Area / Job Type
Cape Town area, South Africa (hybrid & flexi-hours)
Permanent - Fulltime
The Company
Our client specialises in servicing and solving complex operational challenges for large online gaming clients. At their core, they are expert problem-solvers and they work hard to deliver gaming software of the highest quality, every time, for each of their clients. They push the boundaries of gaming design and development, aiming at all times to provide advanced solutions to complex operational challenges.
Overview
Administer the Online Gaming platforms, ensure optimum performance and availability of such platforms, provide third/fourth-level troubleshooting support, and liaise with all applicable service providers and third parties including Network Operations Centre (NOC)/1st/2nd line support. Provide technical support to all roles.
Personal Characteristics
You are a great team player; passionate about technology and your job with a proactive and flexible attitude and an ability to tackle day-to-day tasks and projects with an attitude that enables you to constantly take new skills on board.

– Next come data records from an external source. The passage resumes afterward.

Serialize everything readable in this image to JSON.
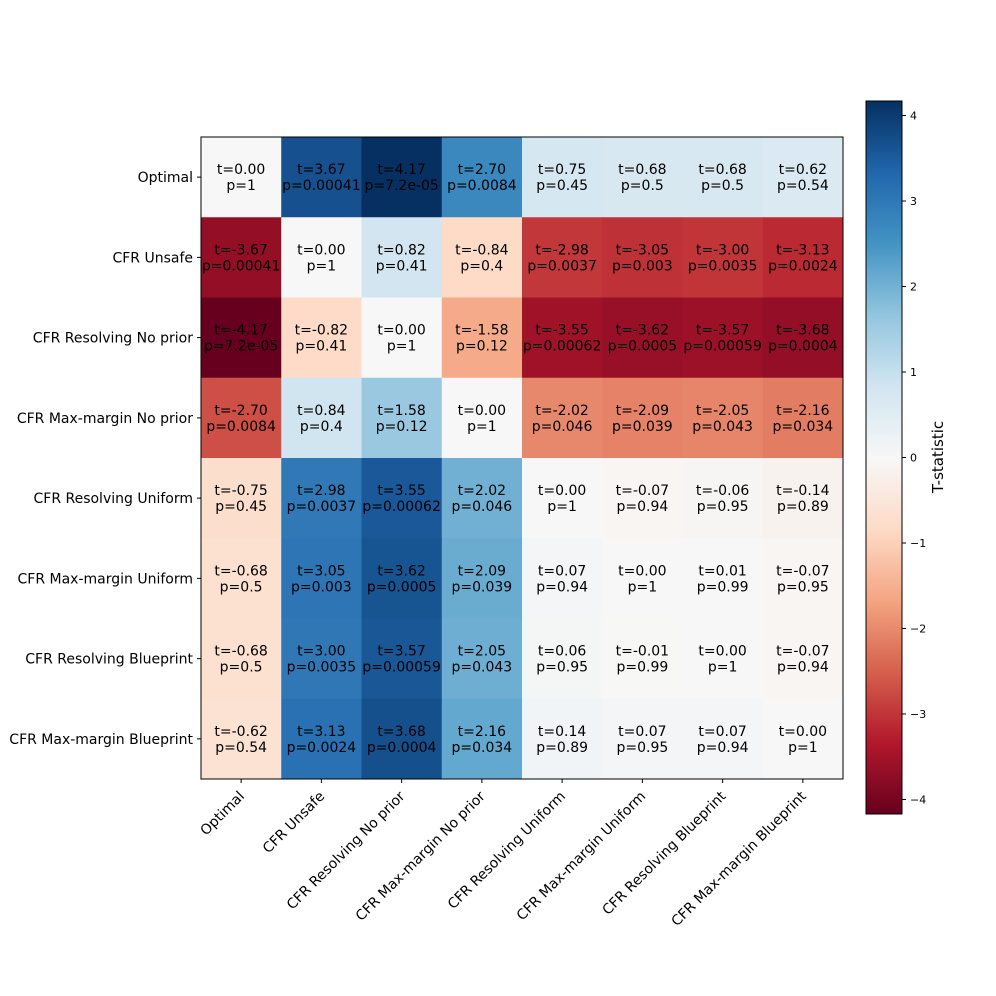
{
  "chart_data": {
    "type": "heatmap",
    "row_labels": [
      "Optimal",
      "CFR Unsafe",
      "CFR Resolving No prior",
      "CFR Max-margin No prior",
      "CFR Resolving Uniform",
      "CFR Max-margin Uniform",
      "CFR Resolving Blueprint",
      "CFR Max-margin Blueprint"
    ],
    "col_labels": [
      "Optimal",
      "CFR Unsafe",
      "CFR Resolving No prior",
      "CFR Max-margin No prior",
      "CFR Resolving Uniform",
      "CFR Max-margin Uniform",
      "CFR Resolving Blueprint",
      "CFR Max-margin Blueprint"
    ],
    "t_values": [
      [
        0.0,
        3.67,
        4.17,
        2.7,
        0.75,
        0.68,
        0.68,
        0.62
      ],
      [
        -3.67,
        0.0,
        0.82,
        -0.84,
        -2.98,
        -3.05,
        -3.0,
        -3.13
      ],
      [
        -4.17,
        -0.82,
        0.0,
        -1.58,
        -3.55,
        -3.62,
        -3.57,
        -3.68
      ],
      [
        -2.7,
        0.84,
        1.58,
        0.0,
        -2.02,
        -2.09,
        -2.05,
        -2.16
      ],
      [
        -0.75,
        2.98,
        3.55,
        2.02,
        0.0,
        -0.07,
        -0.06,
        -0.14
      ],
      [
        -0.68,
        3.05,
        3.62,
        2.09,
        0.07,
        0.0,
        0.01,
        -0.07
      ],
      [
        -0.68,
        3.0,
        3.57,
        2.05,
        0.06,
        -0.01,
        0.0,
        -0.07
      ],
      [
        -0.62,
        3.13,
        3.68,
        2.16,
        0.14,
        0.07,
        0.07,
        0.0
      ]
    ],
    "cell_text": [
      [
        "t=0.00\np=1",
        "t=3.67\np=0.00041",
        "t=4.17\np=7.2e-05",
        "t=2.70\np=0.0084",
        "t=0.75\np=0.45",
        "t=0.68\np=0.5",
        "t=0.68\np=0.5",
        "t=0.62\np=0.54"
      ],
      [
        "t=-3.67\np=0.00041",
        "t=0.00\np=1",
        "t=0.82\np=0.41",
        "t=-0.84\np=0.4",
        "t=-2.98\np=0.0037",
        "t=-3.05\np=0.003",
        "t=-3.00\np=0.0035",
        "t=-3.13\np=0.0024"
      ],
      [
        "t=-4.17\np=7.2e-05",
        "t=-0.82\np=0.41",
        "t=0.00\np=1",
        "t=-1.58\np=0.12",
        "t=-3.55\np=0.00062",
        "t=-3.62\np=0.0005",
        "t=-3.57\np=0.00059",
        "t=-3.68\np=0.0004"
      ],
      [
        "t=-2.70\np=0.0084",
        "t=0.84\np=0.4",
        "t=1.58\np=0.12",
        "t=0.00\np=1",
        "t=-2.02\np=0.046",
        "t=-2.09\np=0.039",
        "t=-2.05\np=0.043",
        "t=-2.16\np=0.034"
      ],
      [
        "t=-0.75\np=0.45",
        "t=2.98\np=0.0037",
        "t=3.55\np=0.00062",
        "t=2.02\np=0.046",
        "t=0.00\np=1",
        "t=-0.07\np=0.94",
        "t=-0.06\np=0.95",
        "t=-0.14\np=0.89"
      ],
      [
        "t=-0.68\np=0.5",
        "t=3.05\np=0.003",
        "t=3.62\np=0.0005",
        "t=2.09\np=0.039",
        "t=0.07\np=0.94",
        "t=0.00\np=1",
        "t=0.01\np=0.99",
        "t=-0.07\np=0.95"
      ],
      [
        "t=-0.68\np=0.5",
        "t=3.00\np=0.0035",
        "t=3.57\np=0.00059",
        "t=2.05\np=0.043",
        "t=0.06\np=0.95",
        "t=-0.01\np=0.99",
        "t=0.00\np=1",
        "t=-0.07\np=0.94"
      ],
      [
        "t=-0.62\np=0.54",
        "t=3.13\np=0.0024",
        "t=3.68\np=0.0004",
        "t=2.16\np=0.034",
        "t=0.14\np=0.89",
        "t=0.07\np=0.95",
        "t=0.07\np=0.94",
        "t=0.00\np=1"
      ]
    ],
    "colorbar": {
      "label": "T-statistic",
      "range": [
        -4.17,
        4.17
      ],
      "ticks": [
        4,
        3,
        2,
        1,
        0,
        -1,
        -2,
        -3,
        -4
      ],
      "tick_labels": [
        "4",
        "3",
        "2",
        "1",
        "0",
        "−1",
        "−2",
        "−3",
        "−4"
      ],
      "colormap": "RdBu",
      "stops": [
        "#67001f",
        "#b2182b",
        "#d6604d",
        "#f4a582",
        "#fddbc7",
        "#f7f7f7",
        "#d1e5f0",
        "#92c5de",
        "#4393c3",
        "#2166ac",
        "#053061"
      ]
    }
  }
}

Sound fault-finding skills and an ability to react to problematic situations in a focused manner are essential in this role. Some on-call support may be required as 3rd/4th line support in problem situations.
Key Responsibilities
- Partake in the design and implementation of new setups
- Assist in process improvement and automation.
- Test and design new systems/services and their suitability for possible use in production environments
- Proactive monitoring and support of the live and staging infrastructure
- Investigate and react to any live or staging issues that might arise
- Prepare and take part in the periodic release of new software
- Act as an escalation point for issues flagged by customer support
- Handle service requests, incidents, problems, and change requests, using ITIL best practice.

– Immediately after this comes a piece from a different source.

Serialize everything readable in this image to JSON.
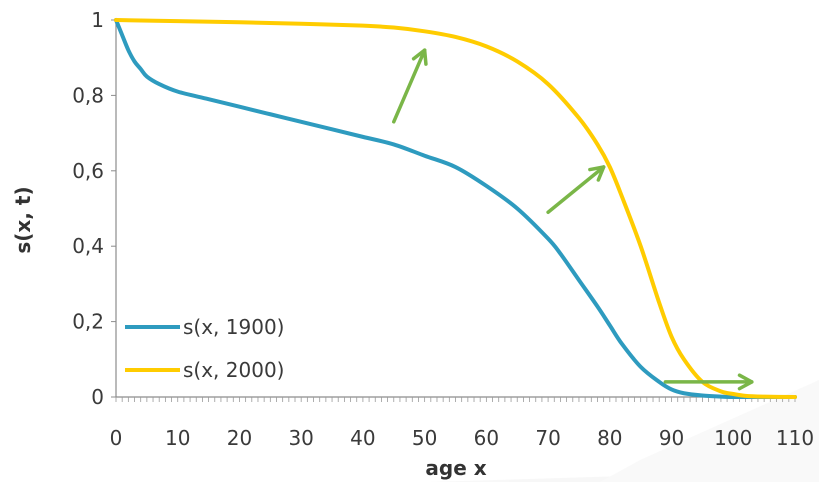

- Assist in process improvement and automation.
- Assist in intensive investigations into problems that would include detailed log and metrics analysis to provide detailed analysis, resolution, and future prevention of such issues
Desirable Skills
- At least 10 years of experience predominantly in Linux-based environments
- All-rounder, with very good IT knowledge and especially in Linux technologies
- Possess excellent communication skills, capable of delivering information to both technical as well as non-technical personnel
- Ability to work autonomously and in a team environment
- Deep knowledge of various monitoring tools
- Excellent problem-solving skills
- Detect/analyse alarms to provide fault isolation and remote troubleshooting, being a responsible individual for problems until their complete resolution
- Acts as a senior technical resource for outages until restoration.
- Ability to analyse logs for troubleshooting issues, including malicious activity or cybersecurity threats, code and systems errors, and problems
- Excellent attention to detail and organisational skills
- Understands how to direct, support, and guide other team members and knows how to motivate them
- Production support or implementation of Kubernetes, preferably in google managed Kubernetes environment (GKE) for at least 18 months
- Virtualisation - OpenStack, Vmware
- Cloud - Experience with any: Google GKE, Amazon EKS, Azure AKS, Openshift/OKD
- Excellent networking skills including packet capture and analysis
- Excellent log analysis and setup of aggregated logging systems such as Splunk/EFK
- Excellent monitoring and metrics analysis and systems implementation such as Grafana, Graphite, Prometheus, Zabbix, etc…
- Excellent usage and understanding of infrastructure orchestration systems such as Ansible and Ansible Tower, failing that, experience in terraform/chef/puppet/saltstack
- Experience with code repositories Github/Gitlab
- Experience with MongoDB from an administration and deployment perspective including MongoDB clusters and data replication between instances
- Experience with CI/CD pipelines
- Experience with DNS/HTTPS certificates